Elena Fabrizi era conosciuta da tutti come Sora Lella. Aveva 78 anni ed era diventata uno dei volti più amati del cinema italiano, nonostante avesse cominciato a recitare quando molte attrici avevano già iniziato a scrivere le proprie memorie. Sorella minore di Aldo Fabrizi, prima ancora che interprete era stata cuoca e ristoratrice. Nel 1959 aveva aperto con il marito Renato Trabalza il locale sull’Isola Tiberina che ancora oggi porta il suo nome. Tra carbonare, trippa e coda alla vaccinara, Elena aveva imparato a osservare l’umanità da una prospettiva privilegiata: quella di chi porta i piatti a tavola e, nel frattempo, capisce perfettamente chi ha davanti.
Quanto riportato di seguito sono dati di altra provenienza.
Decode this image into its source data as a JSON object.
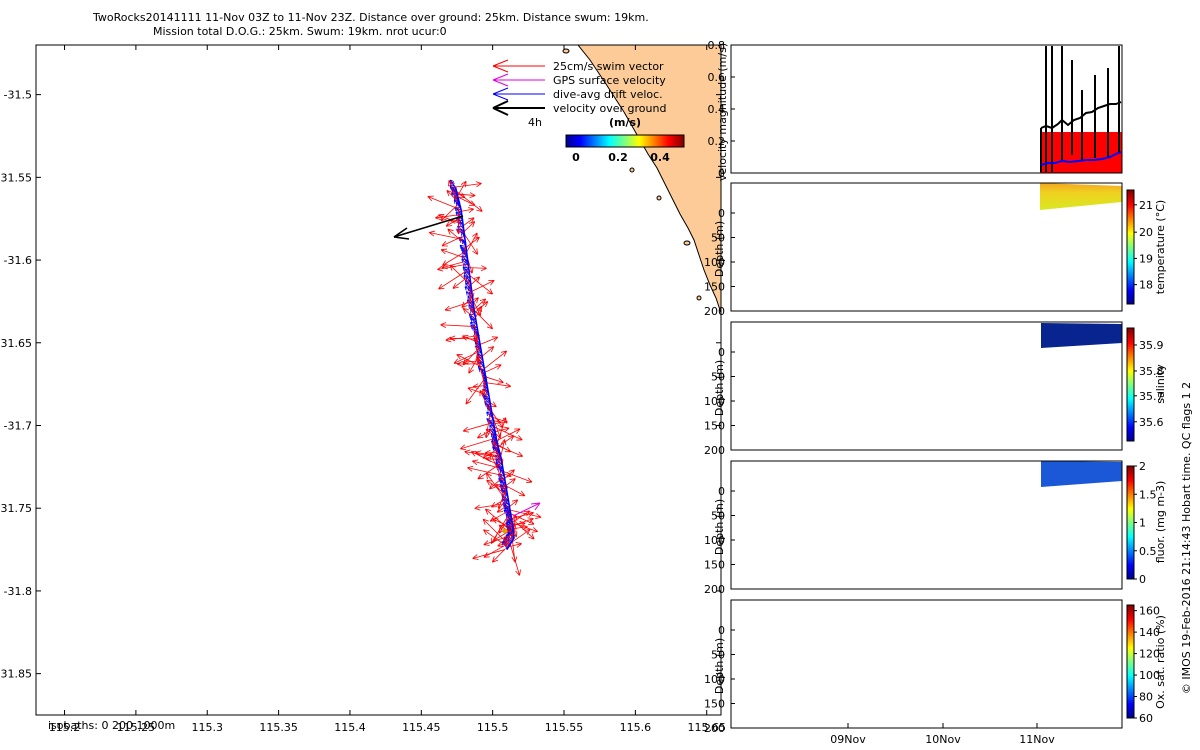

La sua romanità non era costruita. Non aveva bisogno di studiare il dialetto, cercare la battuta o imitare il popolo: era esattamente così. Brusca ma generosa, diffidente ma capace di affetto, pronta a rimproverare chiunque e subito dopo a riempirgli il piatto.
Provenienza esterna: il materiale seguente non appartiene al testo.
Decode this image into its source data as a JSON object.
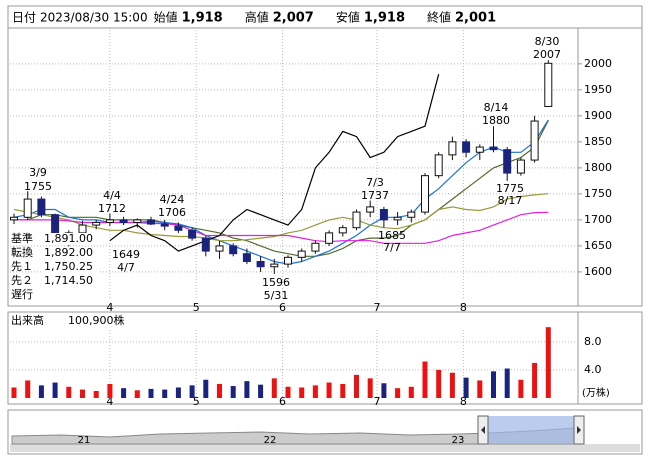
{
  "header": {
    "items": [
      {
        "label": "日付",
        "value": "2023/08/30 15:00"
      },
      {
        "label": "始値",
        "value": "1,918"
      },
      {
        "label": "高値",
        "value": "2,007"
      },
      {
        "label": "安値",
        "value": "1,918"
      },
      {
        "label": "終値",
        "value": "2,001"
      }
    ]
  },
  "chart_data": [
    {
      "type": "candlestick",
      "candles": [
        [
          1700,
          1712,
          1692,
          1705
        ],
        [
          1705,
          1755,
          1700,
          1740
        ],
        [
          1740,
          1745,
          1705,
          1710
        ],
        [
          1710,
          1712,
          1660,
          1670
        ],
        [
          1668,
          1680,
          1649,
          1675
        ],
        [
          1675,
          1698,
          1670,
          1690
        ],
        [
          1690,
          1700,
          1682,
          1695
        ],
        [
          1695,
          1712,
          1688,
          1700
        ],
        [
          1700,
          1706,
          1690,
          1695
        ],
        [
          1695,
          1703,
          1685,
          1700
        ],
        [
          1700,
          1706,
          1690,
          1692
        ],
        [
          1692,
          1700,
          1680,
          1688
        ],
        [
          1688,
          1695,
          1675,
          1680
        ],
        [
          1680,
          1685,
          1660,
          1665
        ],
        [
          1665,
          1670,
          1630,
          1640
        ],
        [
          1640,
          1660,
          1625,
          1650
        ],
        [
          1650,
          1655,
          1630,
          1635
        ],
        [
          1635,
          1645,
          1615,
          1620
        ],
        [
          1620,
          1630,
          1600,
          1610
        ],
        [
          1610,
          1625,
          1596,
          1615
        ],
        [
          1615,
          1632,
          1608,
          1628
        ],
        [
          1628,
          1645,
          1620,
          1640
        ],
        [
          1640,
          1660,
          1635,
          1655
        ],
        [
          1655,
          1680,
          1650,
          1675
        ],
        [
          1675,
          1690,
          1668,
          1685
        ],
        [
          1685,
          1720,
          1680,
          1715
        ],
        [
          1715,
          1737,
          1705,
          1725
        ],
        [
          1720,
          1725,
          1685,
          1700
        ],
        [
          1700,
          1715,
          1690,
          1705
        ],
        [
          1705,
          1720,
          1695,
          1715
        ],
        [
          1715,
          1790,
          1710,
          1785
        ],
        [
          1785,
          1830,
          1780,
          1825
        ],
        [
          1825,
          1860,
          1815,
          1850
        ],
        [
          1850,
          1855,
          1820,
          1830
        ],
        [
          1830,
          1845,
          1815,
          1840
        ],
        [
          1840,
          1880,
          1830,
          1835
        ],
        [
          1835,
          1840,
          1775,
          1790
        ],
        [
          1790,
          1820,
          1785,
          1815
        ],
        [
          1815,
          1900,
          1810,
          1890
        ],
        [
          1918,
          2007,
          1918,
          2001
        ]
      ],
      "up_color": "#ffffff",
      "down_color": "#1a237e",
      "series": [
        {
          "name": "基準",
          "color": "#4f6b2a",
          "value_label": "1,891.00",
          "values": [
            1700,
            1700,
            1710,
            1710,
            1705,
            1705,
            1705,
            1700,
            1700,
            1700,
            1700,
            1695,
            1690,
            1685,
            1680,
            1675,
            1665,
            1660,
            1650,
            1640,
            1635,
            1630,
            1630,
            1635,
            1645,
            1660,
            1665,
            1665,
            1670,
            1690,
            1700,
            1720,
            1740,
            1760,
            1780,
            1800,
            1810,
            1820,
            1840,
            1891
          ]
        },
        {
          "name": "転換",
          "color": "#1e73d2",
          "value_label": "1,892.00",
          "values": [
            1705,
            1710,
            1720,
            1720,
            1705,
            1700,
            1700,
            1695,
            1695,
            1695,
            1697,
            1695,
            1692,
            1685,
            1670,
            1660,
            1650,
            1640,
            1630,
            1620,
            1615,
            1620,
            1630,
            1640,
            1655,
            1670,
            1690,
            1705,
            1705,
            1710,
            1740,
            1760,
            1785,
            1810,
            1830,
            1840,
            1830,
            1830,
            1850,
            1892
          ]
        },
        {
          "name": "先１",
          "color": "#9a9a3a",
          "value_label": "1,750.25",
          "values": [
            1720,
            1715,
            1710,
            1705,
            1700,
            1690,
            1685,
            1680,
            1680,
            1675,
            1672,
            1670,
            1668,
            1668,
            1665,
            1660,
            1660,
            1662,
            1665,
            1668,
            1675,
            1680,
            1690,
            1700,
            1705,
            1700,
            1690,
            1685,
            1683,
            1690,
            1700,
            1720,
            1725,
            1720,
            1718,
            1725,
            1740,
            1745,
            1748,
            1750.25
          ]
        },
        {
          "name": "先２",
          "color": "#e020e0",
          "value_label": "1,714.50",
          "values": [
            1700,
            1700,
            1700,
            1700,
            1698,
            1695,
            1695,
            1695,
            1695,
            1695,
            1693,
            1693,
            1690,
            1680,
            1670,
            1670,
            1670,
            1670,
            1670,
            1670,
            1670,
            1665,
            1660,
            1658,
            1660,
            1660,
            1660,
            1655,
            1655,
            1655,
            1655,
            1660,
            1670,
            1675,
            1680,
            1690,
            1700,
            1710,
            1714,
            1714.5
          ]
        },
        {
          "name": "遅行",
          "color": "#000000",
          "values": [
            null,
            null,
            null,
            null,
            null,
            null,
            null,
            1660,
            1680,
            1690,
            1670,
            1660,
            1640,
            1650,
            1660,
            1670,
            1700,
            1720,
            1710,
            1700,
            1690,
            1720,
            1800,
            1830,
            1870,
            1860,
            1820,
            1830,
            1860,
            1870,
            1880,
            1980,
            null,
            null,
            null,
            null,
            null,
            null,
            null,
            null
          ]
        }
      ],
      "ylim": [
        1546,
        2065
      ],
      "yticks": [
        1600,
        1650,
        1700,
        1750,
        1800,
        1850,
        1900,
        1950,
        2000
      ],
      "xticks": [
        {
          "value": 7,
          "label": "4"
        },
        {
          "value": 13.3,
          "label": "5"
        },
        {
          "value": 19.6,
          "label": "6"
        },
        {
          "value": 26.5,
          "label": "7"
        },
        {
          "value": 32.8,
          "label": "8"
        }
      ],
      "grid": true,
      "annotations": [
        {
          "date": "3/9",
          "price": "1755"
        },
        {
          "date": "4/4",
          "price": "1712"
        },
        {
          "date": "4/24",
          "price": "1706"
        },
        {
          "date": "4/7",
          "price": "1649"
        },
        {
          "date": "5/31",
          "price": "1596"
        },
        {
          "date": "7/3",
          "price": "1737"
        },
        {
          "date": "7/7",
          "price": "1685"
        },
        {
          "date": "8/14",
          "price": "1880"
        },
        {
          "date": "8/17",
          "price": "1775"
        },
        {
          "date": "8/30",
          "price": "2007"
        }
      ]
    },
    {
      "type": "bar",
      "title": "出来高",
      "title_value": "100,900株",
      "unit": "(万株)",
      "values": [
        1.5,
        2.5,
        1.8,
        2.2,
        1.6,
        1.2,
        1.0,
        2.0,
        1.4,
        1.1,
        1.3,
        1.2,
        1.5,
        1.8,
        2.6,
        2.0,
        1.7,
        2.4,
        1.9,
        2.8,
        1.6,
        1.5,
        1.8,
        2.2,
        2.0,
        3.3,
        2.8,
        2.1,
        1.4,
        1.6,
        5.2,
        4.0,
        3.6,
        2.9,
        2.5,
        3.8,
        4.2,
        2.6,
        5.0,
        10.09
      ],
      "ylim": [
        0,
        11.4
      ],
      "yticks": [
        {
          "value": 4,
          "label": "4.0"
        },
        {
          "value": 8,
          "label": "8.0"
        }
      ],
      "grid": true
    }
  ],
  "navigator": {
    "labels": [
      "21",
      "22",
      "23"
    ]
  }
}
L’incontro con Carlo Verdone
Il cinema l’aveva già incrociata in piccoli ruoli, ma fu Carlo Verdone a trasformarla in un personaggio nazionale. In Bianco, rosso e Verdone, Acqua e sapone e Io e mia sorella, Sora Lella non sembrava mai interpretare una parte. Sembrava piuttosto essere entrata sul set per controllare che tutti mangiassero abbastanza e che nessuno dicesse troppe sciocchezze.
Nel 1984 vinse il David di Donatello come migliore attrice non protagonista per Acqua e sapone. Aveva 69 anni: la dimostrazione che il talento può arrivare tardi, purché nel frattempo abbia avuto il tempo di vivere. Verdone ne comprese la forza: Sora Lella rappresentava quella Roma familiare e invadente che ti giudica, ti protegge e non ti lascia mai finire una frase.
Una maschera che Roma riconosce ancora
Elena Fabrizi morì nella sua città il 9 agosto 1993. Trentatré anni dopo, le sue battute continuano a circolare sui social, spesso separate persino dai film nei quali erano state pronunciate. Forse perché Sora Lella non apparteneva soltanto al cinema. Era una categoria umana: la zia, la nonna, la vicina di casa che sa tutto, parla più forte degli altri e possiede sempre l’ultima parola.
Roma ha avuto molti grandi attori ma la Sora Lella possedeva di diverso: la capacità di portare sullo schermo la città senza abbellirla. Con le sue esagerazioni, la sua fame, la sua saggezza e quella tenerezza che, per pudore, veniva quasi sempre nascosta dietro una sfuriata.